With a BYOD rule, IT would only need to set up a monitor, camera, and speaker for users to plug their devices into. This makes setting up a huddle room exceptionally simple and easy to move around. However, keep in mind that there are security concerns with BYOD that should be considered before you adopt the policy.
The other option is to fully outfit your huddle rooms with smart devices. Some organizations like to take their rooms to the next level by installing more advanced interactive whiteboards and other touchscreen displays. Currently, Microsoft, and Samsung have devices such as these on the market, all designed to heighten interactions and bring flexibility to video conferencing. These devices simplify teamwork and can even allow you to write on the same whiteboard as a colleague that is halfway around the world. You can also mix and match devices in order to create a hub that works best for you and your team.

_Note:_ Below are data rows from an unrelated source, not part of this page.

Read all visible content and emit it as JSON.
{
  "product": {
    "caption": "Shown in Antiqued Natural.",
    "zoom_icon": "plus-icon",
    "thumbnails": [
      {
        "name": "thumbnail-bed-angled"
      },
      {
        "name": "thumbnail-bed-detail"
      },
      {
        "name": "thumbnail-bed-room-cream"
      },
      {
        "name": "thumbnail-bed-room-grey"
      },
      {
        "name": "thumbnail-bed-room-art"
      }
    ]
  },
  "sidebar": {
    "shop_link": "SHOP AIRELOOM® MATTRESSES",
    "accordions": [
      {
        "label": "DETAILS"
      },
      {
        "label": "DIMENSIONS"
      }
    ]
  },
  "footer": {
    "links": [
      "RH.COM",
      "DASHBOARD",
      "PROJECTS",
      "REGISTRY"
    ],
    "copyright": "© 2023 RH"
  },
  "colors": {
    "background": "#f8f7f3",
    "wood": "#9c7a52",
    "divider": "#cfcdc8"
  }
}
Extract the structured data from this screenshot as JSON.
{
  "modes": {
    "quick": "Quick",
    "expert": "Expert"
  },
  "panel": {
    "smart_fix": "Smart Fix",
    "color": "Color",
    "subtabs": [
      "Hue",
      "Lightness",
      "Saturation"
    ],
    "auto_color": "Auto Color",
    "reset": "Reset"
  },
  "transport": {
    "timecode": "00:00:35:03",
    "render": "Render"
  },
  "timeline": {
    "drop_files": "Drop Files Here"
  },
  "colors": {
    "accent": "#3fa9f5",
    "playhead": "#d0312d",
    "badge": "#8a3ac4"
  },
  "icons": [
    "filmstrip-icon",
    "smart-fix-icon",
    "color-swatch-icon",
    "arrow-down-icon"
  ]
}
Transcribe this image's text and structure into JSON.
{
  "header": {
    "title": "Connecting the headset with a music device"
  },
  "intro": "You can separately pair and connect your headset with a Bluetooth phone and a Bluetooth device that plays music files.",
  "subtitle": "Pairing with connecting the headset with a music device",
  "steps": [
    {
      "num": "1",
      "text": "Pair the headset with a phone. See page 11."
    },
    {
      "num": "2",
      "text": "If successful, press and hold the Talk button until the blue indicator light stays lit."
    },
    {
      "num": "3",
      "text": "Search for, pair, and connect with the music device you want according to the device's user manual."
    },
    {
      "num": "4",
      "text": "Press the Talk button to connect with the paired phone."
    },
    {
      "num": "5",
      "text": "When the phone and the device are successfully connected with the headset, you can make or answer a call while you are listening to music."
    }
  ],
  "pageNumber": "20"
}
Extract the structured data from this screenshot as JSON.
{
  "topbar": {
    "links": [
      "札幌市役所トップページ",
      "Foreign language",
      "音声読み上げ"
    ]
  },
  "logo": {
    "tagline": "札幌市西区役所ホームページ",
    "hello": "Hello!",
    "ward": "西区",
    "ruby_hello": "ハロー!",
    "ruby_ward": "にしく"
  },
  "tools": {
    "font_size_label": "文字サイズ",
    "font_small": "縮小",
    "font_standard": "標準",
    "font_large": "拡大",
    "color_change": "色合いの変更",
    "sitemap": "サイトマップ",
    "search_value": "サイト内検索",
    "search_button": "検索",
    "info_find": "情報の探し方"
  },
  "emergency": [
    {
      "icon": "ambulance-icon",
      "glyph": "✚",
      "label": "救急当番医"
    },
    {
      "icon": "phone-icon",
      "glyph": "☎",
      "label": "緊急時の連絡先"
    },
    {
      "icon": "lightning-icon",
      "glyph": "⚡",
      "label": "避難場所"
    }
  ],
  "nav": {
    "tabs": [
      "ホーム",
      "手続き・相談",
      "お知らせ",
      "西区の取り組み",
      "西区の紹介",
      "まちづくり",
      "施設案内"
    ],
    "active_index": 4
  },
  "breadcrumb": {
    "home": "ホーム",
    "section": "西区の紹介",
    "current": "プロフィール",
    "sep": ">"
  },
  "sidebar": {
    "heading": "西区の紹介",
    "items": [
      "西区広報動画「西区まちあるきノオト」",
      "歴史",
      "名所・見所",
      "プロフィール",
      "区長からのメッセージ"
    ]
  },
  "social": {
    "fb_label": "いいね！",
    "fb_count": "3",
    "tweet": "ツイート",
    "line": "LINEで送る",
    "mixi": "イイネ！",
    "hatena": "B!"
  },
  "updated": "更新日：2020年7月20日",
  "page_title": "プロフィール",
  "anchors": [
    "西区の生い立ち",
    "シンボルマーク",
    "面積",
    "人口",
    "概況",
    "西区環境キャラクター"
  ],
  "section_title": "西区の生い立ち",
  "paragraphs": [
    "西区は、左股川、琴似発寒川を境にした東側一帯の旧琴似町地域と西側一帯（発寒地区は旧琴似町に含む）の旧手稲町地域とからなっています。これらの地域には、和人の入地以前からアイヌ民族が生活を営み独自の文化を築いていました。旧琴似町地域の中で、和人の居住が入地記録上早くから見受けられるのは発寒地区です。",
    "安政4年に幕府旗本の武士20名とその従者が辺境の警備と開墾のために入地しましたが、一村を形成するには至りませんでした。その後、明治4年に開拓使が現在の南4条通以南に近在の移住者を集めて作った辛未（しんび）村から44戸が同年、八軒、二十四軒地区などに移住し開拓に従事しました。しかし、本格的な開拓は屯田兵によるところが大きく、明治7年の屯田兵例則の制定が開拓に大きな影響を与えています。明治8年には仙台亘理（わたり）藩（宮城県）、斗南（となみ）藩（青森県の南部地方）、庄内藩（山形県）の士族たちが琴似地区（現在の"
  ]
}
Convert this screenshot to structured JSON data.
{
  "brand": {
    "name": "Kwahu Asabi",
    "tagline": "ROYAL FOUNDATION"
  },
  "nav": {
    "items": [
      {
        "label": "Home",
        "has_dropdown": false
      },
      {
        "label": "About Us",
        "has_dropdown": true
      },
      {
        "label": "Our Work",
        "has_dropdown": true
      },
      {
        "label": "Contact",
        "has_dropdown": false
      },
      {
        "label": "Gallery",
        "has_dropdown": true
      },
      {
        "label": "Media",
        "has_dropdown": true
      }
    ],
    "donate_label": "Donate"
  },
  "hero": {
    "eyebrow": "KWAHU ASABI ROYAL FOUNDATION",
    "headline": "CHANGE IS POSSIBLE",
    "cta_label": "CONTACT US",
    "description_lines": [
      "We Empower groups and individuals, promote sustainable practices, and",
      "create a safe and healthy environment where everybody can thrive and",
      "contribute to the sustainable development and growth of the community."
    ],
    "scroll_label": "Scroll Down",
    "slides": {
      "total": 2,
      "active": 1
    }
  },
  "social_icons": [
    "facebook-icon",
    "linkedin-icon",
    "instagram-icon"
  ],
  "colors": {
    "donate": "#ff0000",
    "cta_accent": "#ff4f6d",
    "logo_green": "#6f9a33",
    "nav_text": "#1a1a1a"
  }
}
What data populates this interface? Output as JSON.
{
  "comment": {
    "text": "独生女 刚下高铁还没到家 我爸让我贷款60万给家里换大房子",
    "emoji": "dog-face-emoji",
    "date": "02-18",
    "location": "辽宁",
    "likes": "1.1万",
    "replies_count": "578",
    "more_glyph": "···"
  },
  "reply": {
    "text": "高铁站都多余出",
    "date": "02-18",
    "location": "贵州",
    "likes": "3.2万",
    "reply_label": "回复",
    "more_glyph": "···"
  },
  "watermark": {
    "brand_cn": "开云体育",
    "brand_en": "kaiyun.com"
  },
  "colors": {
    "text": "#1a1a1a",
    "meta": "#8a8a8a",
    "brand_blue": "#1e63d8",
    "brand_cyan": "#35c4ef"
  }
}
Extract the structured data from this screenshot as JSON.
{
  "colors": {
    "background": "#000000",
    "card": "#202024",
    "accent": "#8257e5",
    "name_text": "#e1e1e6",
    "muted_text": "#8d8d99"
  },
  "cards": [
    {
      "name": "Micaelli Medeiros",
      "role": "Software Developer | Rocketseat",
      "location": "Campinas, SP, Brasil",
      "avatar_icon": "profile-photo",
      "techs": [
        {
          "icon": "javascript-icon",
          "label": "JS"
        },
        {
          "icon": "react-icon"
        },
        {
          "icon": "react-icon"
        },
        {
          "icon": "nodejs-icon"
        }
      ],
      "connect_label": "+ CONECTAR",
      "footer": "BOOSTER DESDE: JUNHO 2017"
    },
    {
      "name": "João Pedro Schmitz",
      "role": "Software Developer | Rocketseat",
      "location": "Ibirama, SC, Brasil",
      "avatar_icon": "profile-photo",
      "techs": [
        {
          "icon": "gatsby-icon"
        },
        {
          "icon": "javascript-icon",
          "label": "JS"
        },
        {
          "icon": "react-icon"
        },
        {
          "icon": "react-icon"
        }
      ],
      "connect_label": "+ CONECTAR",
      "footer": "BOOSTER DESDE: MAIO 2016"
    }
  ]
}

A collaboration bar could also be a sound investment, such as the ones that are specifically designed for the use of Microsoft Teams. Collaboration bars are an easy, user-friendly way to interact with colleagues. They combine microphones, speakers, cameras, and Teams capabilities all in one so you can deploy and manage your experience with ease. Remember: how advanced you’d like to make the room is up to you, so think about what your employees would use the most.